Toujours selon son père, Jimi Joonas s’est rendu au rassemblement du SVL et a dit aux néonazis ce qu’il pensait des idées d’extrême droite, et c’est la raison pour laquelle il a été frappé. Le SVL prétend lui qu’il se serait « comporté de façon agressive », mais peut de temps après l’agression, ils ont publié sur leur site une photo de la victime au sol avec des taches de sang, légendée « une rapide restauration de la discipline »… Le SVL a en effet largement communiqué dessus en ligne, en particulier sur Twitter. Ainsi, un de ses militants, Eppu Torniainen, twittait le 11 septembre : « Vous avez envie de nous cracher dessus et de nous menacer ? Faites-le ailleurs », ce à quoi un autre membre du SVL a répondu : « le gars semble avoir été surpris ; on n’a pas eu la patience d’écouter ses gamineries ». Le site antisémite Magneettimedia, proche du SVL, tout comme le site raciste pro-Poutine MV-lehti, a publié en une : « Vidéo : une tête brûlée opposée au « racisme » se ridiculise à Helsinki ». Dans l’article, l’agression est elle-même décrite comme un « acte de discipline ». Les tweets du SVL ont été retweetés par plusieurs de ses membres finlandais, suédois et norvégiens, ainsi que par quelques autres militants d’extrême droite. La webradio du SVL, Radio 204 (ce nombre faisant référence à la date de naissance d’Adolf Hitler, le 20 avril), a également relayé l’information.

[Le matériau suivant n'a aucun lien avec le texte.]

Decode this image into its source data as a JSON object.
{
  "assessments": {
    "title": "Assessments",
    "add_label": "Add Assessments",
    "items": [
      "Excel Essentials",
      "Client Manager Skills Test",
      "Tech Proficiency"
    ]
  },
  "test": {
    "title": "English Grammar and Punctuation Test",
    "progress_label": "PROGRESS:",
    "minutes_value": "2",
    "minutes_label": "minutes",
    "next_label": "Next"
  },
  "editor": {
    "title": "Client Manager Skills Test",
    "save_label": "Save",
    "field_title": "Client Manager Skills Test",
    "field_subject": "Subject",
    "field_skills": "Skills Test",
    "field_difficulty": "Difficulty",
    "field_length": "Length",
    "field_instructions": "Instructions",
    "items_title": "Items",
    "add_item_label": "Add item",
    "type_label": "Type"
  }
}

Le SVL avait déjà auparavant agressé des passants lors de ses rassemblements dans des lieux publics, comme à Myyrmäki, à Vantaa dans la banlieue d’Helsinki, et à Jyväskylä. Le groupe cherche d’ailleurs à apparaitre comme un groupe paramilitaire, de façon à faire venir à lui des jeunes attirés par la violence. Pour preuve, voici une rapide présentation de quelques militants du SVL présents ce jour-là :

• le bonhead néonazi Otto Rutanen, l’un des chefs du SVL, et leader du groupe d’Helsinki et déjà condamné entre autres pour agression ;
• Arttu Pylkkänen, a été reconnu coupable d’agression au gaz lors de la Pride Parade d’Helsinki en 2010.
• Jesse Eppu Torniainen et Tomi Tiihonen, deux des membres les plus violents du SVL, condamnés à plusieurs reprises pour des agressions.

Qu’est-ce que le Mouvement de la Résistance Finlandaise (SVL) ?

Suomen Vastarintaliike (SVL, « Mouvement de la Résistance Finlandaise ») est la section finlandaise du Nordiska Motståndsrörelsen (NMR, mouvement de résistance nordique), mouvement néonazi dirigé jusqu’à récemment par le suédois Klas Lund, un ancien skin d’extrême droite, aujourd’hui remplacé par Emil Hagberg, assisté de Simon Lindberg.
LE SVL est fondé en 2008 lorsque Henrik Holappa[1] a pris contact avec Magnus Söderman, l’un des leaders du Mouvement de Résistance Suédoise (MRS) qui voulait une division en Finlande, comme cela sera fait quelque temps plus tard en Norvège et au Danemark. Ces différentes divisions ont donné naissance au NMR, connu comme le plus violent de tous les groupes fascistes des pays nordiques. À l’origine, le projet est de mettre en place une dictature pan-nordique, une sorte d’Union de Kalmar (qui regroupait au XVe siècle les royaumes danois, suèdois et norvégien) à la sauce Troisième Reich : dans les faits, le NMR est surtout connu pour ses actions terroristes et sa culture machiste, basée sur «l’honneur» et la pureté du sang. Mais depuis un an, le mouvement met de l’eau dans son vin : mettant un peu de côté ses théories raciales, il ouvre désormais ses rangs aux Européens qui ne seraient pas de « sang nordique ».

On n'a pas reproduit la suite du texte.